The ESA estimates that 395 million tonnes of potentially recyclable waste will be processed in England by the end of the decade, but says that on current trends only 255 million tonnes will have been recovered and reused.
It wants the waste sector to work more closely with product designers to ensure resource recovery at the end of a product’s life is considered at the outset, and that more recycled materials are used in goods.
“If we work together to change the way products are designed, we can avoid the current trend of one-third of potentially recyclable material being lost to the economy,” said ESA chair David Palmer-Jones. “This is vital for resource efficiency and security and to reduce environmental impacts, including greenhouse-gas emissions. The future of our industry is to turn all waste into a productive resource.”

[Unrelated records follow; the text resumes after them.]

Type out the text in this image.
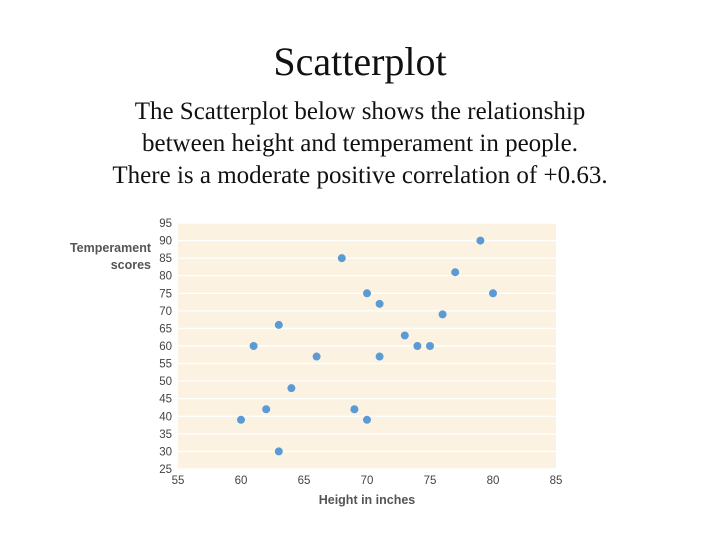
Scatterplot
The Scatterplot below shows the relationship
between height and temperament in people.
There is a moderate positive correlation of +0.63.
25
30
35
40
45
50
55
60
65
70
75
80
85
90
95
55	60	65	70	75	80	85
Temperament
scores
Height in inches
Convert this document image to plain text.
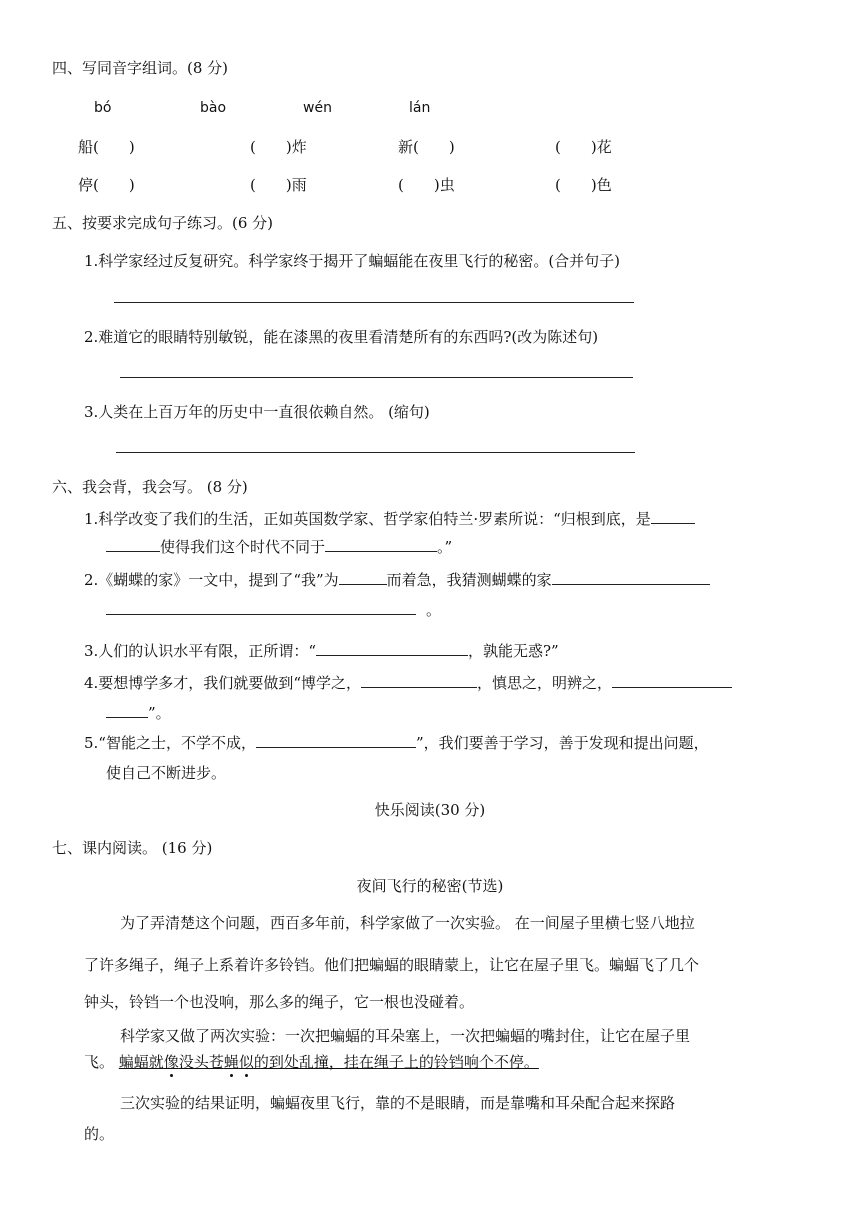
四、写同音字组词。(8 分)
bó	bào	wén	lán
船(　　)	(　　)炸	新(　　)	(　　)花
停(　　)	(　　)雨	(　　)虫	(　　)色
五、按要求完成句子练习。(6 分)
1.科学家经过反复研究。科学家终于揭开了蝙蝠能在夜里飞行的秘密。(合并句子)
2.难道它的眼睛特别敏锐，能在漆黑的夜里看清楚所有的东西吗?(改为陈述句)
3.人类在上百万年的历史中一直很依赖自然。 (缩句)
六、我会背，我会写。 (8 分)
1.科学改变了我们的生活，正如英国数学家、哲学家伯特兰·罗素所说：“归根到底，是
使得我们这个时代不同于	。”
2.《蝴蝶的家》一文中，提到了“我”为	而着急，我猜测蝴蝶的家
。
3.人们的认识水平有限，正所谓：“	，孰能无惑?”
4.要想博学多才，我们就要做到“博学之，	，慎思之，明辨之，
”。
5.“智能之士，不学不成，	”，我们要善于学习，善于发现和提出问题，
使自己不断进步。
快乐阅读(30 分)
七、课内阅读。 (16 分)
夜间飞行的秘密(节选)
为了弄清楚这个问题，西百多年前，科学家做了一次实验。 在一间屋子里横七竖八地拉
了许多绳子，绳子上系着许多铃铛。他们把蝙蝠的眼睛蒙上，让它在屋子里飞。蝙蝠飞了几个
钟头，铃铛一个也没响，那么多的绳子，它一根也没碰着。
科学家又做了两次实验：一次把蝙蝠的耳朵塞上，一次把蝙蝠的嘴封住，让它在屋子里
飞。 蝙蝠就像
没头苍蝇
似
的到处乱撞，挂在绳子上的铃铛响个不停。
三次实验的结果证明，蝙蝠夜里飞行，靠的不是眼睛，而是靠嘴和耳朵配合起来探路
的。
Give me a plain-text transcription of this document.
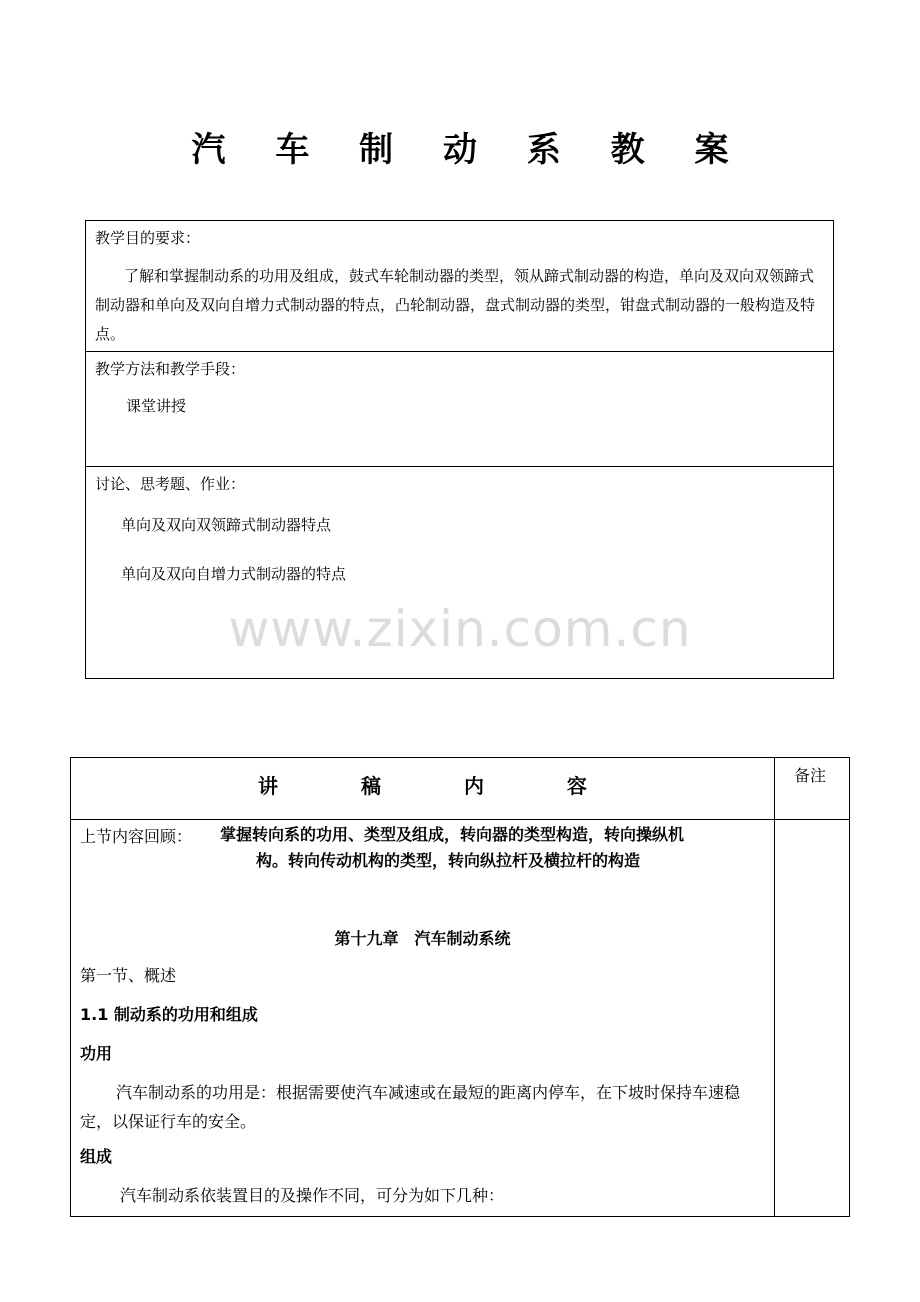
汽 车 制 动 系 教 案
教学目的要求：
了解和掌握制动系的功用及组成，鼓式车轮制动器的类型，领从蹄式制动器的构造，单向及双向双领蹄式制动器和单向及双向自增力式制动器的特点，凸轮制动器，盘式制动器的类型，钳盘式制动器的一般构造及特点。
教学方法和教学手段：
课堂讲授
讨论、思考题、作业：
单向及双向双领蹄式制动器特点
单向及双向自增力式制动器的特点
www.zixin.com.cn
讲 稿 内 容	备注
上节内容回顾： 掌握转向系的功用、类型及组成，转向器的类型构造，转向操纵机
构。转向传动机构的类型，转向纵拉杆及横拉杆的构造
第十九章　汽车制动系统
第一节、概述
1.1 制动系的功用和组成
功用
汽车制动系的功用是：根据需要使汽车减速或在最短的距离内停车，在下坡时保持车速稳定，以保证行车的安全。
组成
汽车制动系依装置目的及操作不同，可分为如下几种：
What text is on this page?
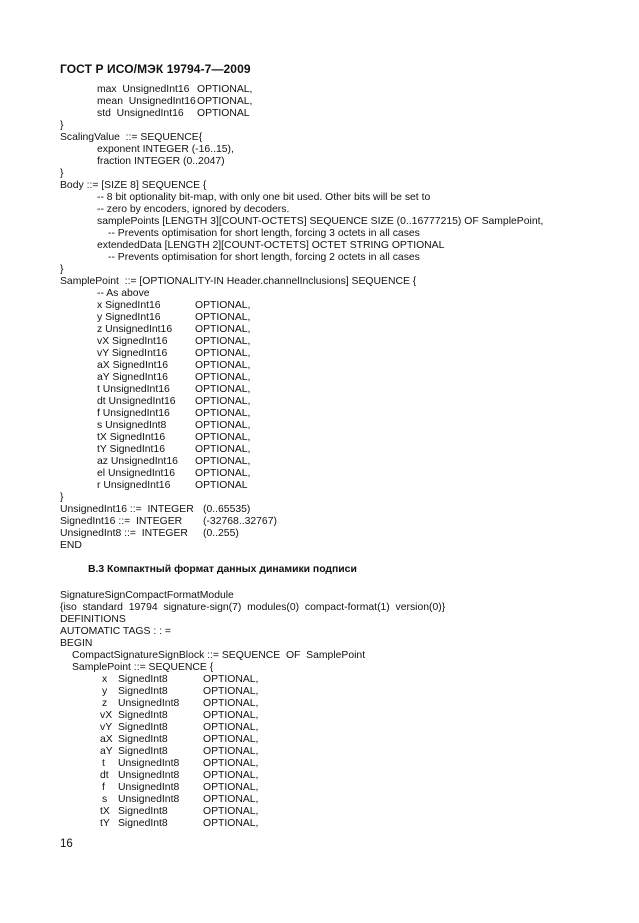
ГОСТ Р ИСО/МЭК 19794-7—2009
max  UnsignedInt16 OPTIONAL,
mean  UnsignedInt16 OPTIONAL,
std  UnsignedInt16 OPTIONAL
}
ScalingValue  ::= SEQUENCE{
exponent INTEGER (-16..15),
fraction INTEGER (0..2047)
}
Body ::= [SIZE 8] SEQUENCE {
-- 8 bit optionality bit-map, with only one bit used. Other bits will be set to
-- zero by encoders, ignored by decoders.
samplePoints [LENGTH 3][COUNT-OCTETS] SEQUENCE SIZE (0..16777215) OF SamplePoint,
-- Prevents optimisation for short length, forcing 3 octets in all cases
extendedData [LENGTH 2][COUNT-OCTETS] OCTET STRING OPTIONAL
-- Prevents optimisation for short length, forcing 2 octets in all cases
}
SamplePoint  ::= [OPTIONALITY-IN Header.channelInclusions] SEQUENCE {
-- As above
x SignedInt16	OPTIONAL,
y SignedInt16	OPTIONAL,
z UnsignedInt16 OPTIONAL,
vX SignedInt16	OPTIONAL,
vY SignedInt16	OPTIONAL,
aX SignedInt16	OPTIONAL,
aY SignedInt16	OPTIONAL,
t UnsignedInt16 OPTIONAL,
dt UnsignedInt16 OPTIONAL,
f UnsignedInt16 OPTIONAL,
s UnsignedInt8	OPTIONAL,
tX SignedInt16	OPTIONAL,
tY SignedInt16	OPTIONAL,
az UnsignedInt16 OPTIONAL,
el UnsignedInt16 OPTIONAL,
r UnsignedInt16 OPTIONAL
}
UnsignedInt16 ::=  INTEGER (0..65535)
SignedInt16 ::=  INTEGER (-32768..32767)
UnsignedInt8 ::=  INTEGER (0..255)
END
B.3 Компактный формат данных динамики подписи
SignatureSignCompactFormatModule
{iso  standard  19794  signature-sign(7)  modules(0)  compact-format(1)  version(0)}
DEFINITIONS
AUTOMATIC TAGS : : =
BEGIN
CompactSignatureSignBlock ::= SEQUENCE  OF  SamplePoint
SamplePoint ::= SEQUENCE {
x SignedInt8	OPTIONAL,
y SignedInt8	OPTIONAL,
z UnsignedInt8 OPTIONAL,
vX SignedInt8	OPTIONAL,
vY SignedInt8	OPTIONAL,
aX SignedInt8	OPTIONAL,
aY SignedInt8	OPTIONAL,
t UnsignedInt8 OPTIONAL,
dt UnsignedInt8 OPTIONAL,
f UnsignedInt8 OPTIONAL,
s UnsignedInt8 OPTIONAL,
tX SignedInt8	OPTIONAL,
tY SignedInt8	OPTIONAL,
16
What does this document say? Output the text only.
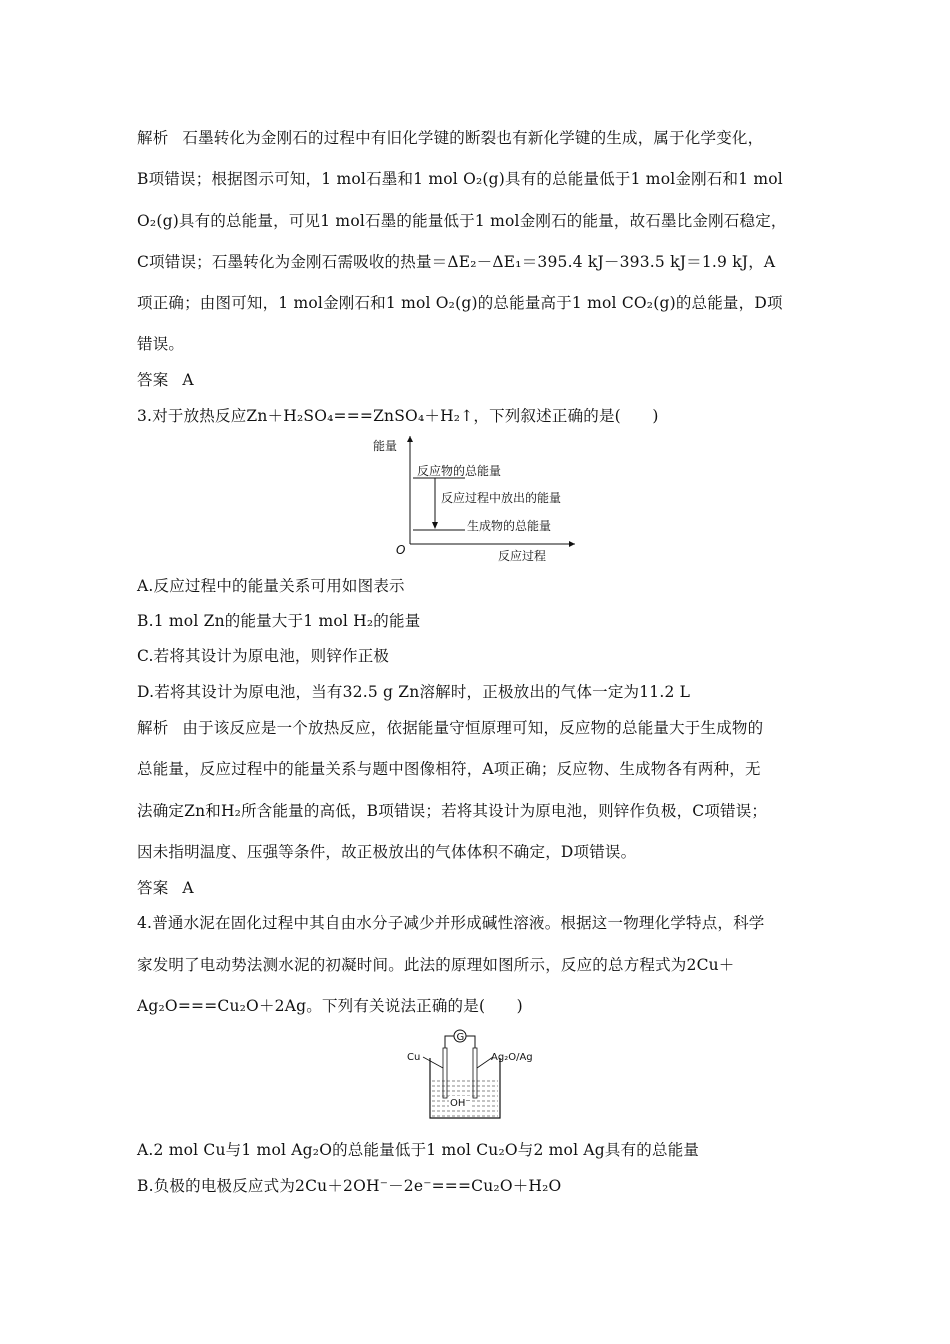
解析 石墨转化为金刚石的过程中有旧化学键的断裂也有新化学键的生成，属于化学变化，
B项错误；根据图示可知，1 mol石墨和1 mol O₂(g)具有的总能量低于1 mol金刚石和1 mol
O₂(g)具有的总能量，可见1 mol石墨的能量低于1 mol金刚石的能量，故石墨比金刚石稳定，
C项错误；石墨转化为金刚石需吸收的热量＝ΔE₂－ΔE₁＝395.4 kJ－393.5 kJ＝1.9 kJ，A
项正确；由图可知，1 mol金刚石和1 mol O₂(g)的总能量高于1 mol CO₂(g)的总能量，D项
错误。
答案 A
3.对于放热反应Zn＋H₂SO₄===ZnSO₄＋H₂↑，下列叙述正确的是(　　)
能量
O	反应过程
反应物的总能量
反应过程中放出的能量
生成物的总能量
A.反应过程中的能量关系可用如图表示
B.1 mol Zn的能量大于1 mol H₂的能量
C.若将其设计为原电池，则锌作正极
D.若将其设计为原电池，当有32.5 g Zn溶解时，正极放出的气体一定为11.2 L
解析 由于该反应是一个放热反应，依据能量守恒原理可知，反应物的总能量大于生成物的
总能量，反应过程中的能量关系与题中图像相符，A项正确；反应物、生成物各有两种，无
法确定Zn和H₂所含能量的高低，B项错误；若将其设计为原电池，则锌作负极，C项错误；
因未指明温度、压强等条件，故正极放出的气体体积不确定，D项错误。
答案 A
4.普通水泥在固化过程中其自由水分子减少并形成碱性溶液。根据这一物理化学特点，科学
家发明了电动势法测水泥的初凝时间。此法的原理如图所示，反应的总方程式为2Cu＋
Ag₂O===Cu₂O＋2Ag。下列有关说法正确的是(　　)
G
OH⁻
Cu	Ag₂O/Ag
A.2 mol Cu与1 mol Ag₂O的总能量低于1 mol Cu₂O与2 mol Ag具有的总能量
B.负极的电极反应式为2Cu＋2OH⁻－2e⁻===Cu₂O＋H₂O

In its report, the ESA champions the “great recovery” programme from the Royal Society of Arts, which aims to engage product designers with the circular economy. It argues that, if best practice approaches to waste recovery were adopted by all large retailers, an extra 2.5 million tonnes of recyclate would be collected by 2020, with a value of £250 million.
The waste body also wants EU policymakers to do more to support the circular economy, recommending that recyclability requirements are set for some products using powers in the Ecodesign Directive (2005/32/EC) and that VAT rates are reduced for goods that contain a high proportion of recycled materials.
Meanwhile, research carried out for IT company Hewlett Packard suggests that government plans to simplify the producer responsibility regulations for electrical and electronic waste would save businesses and local authorities up to £64 million each year.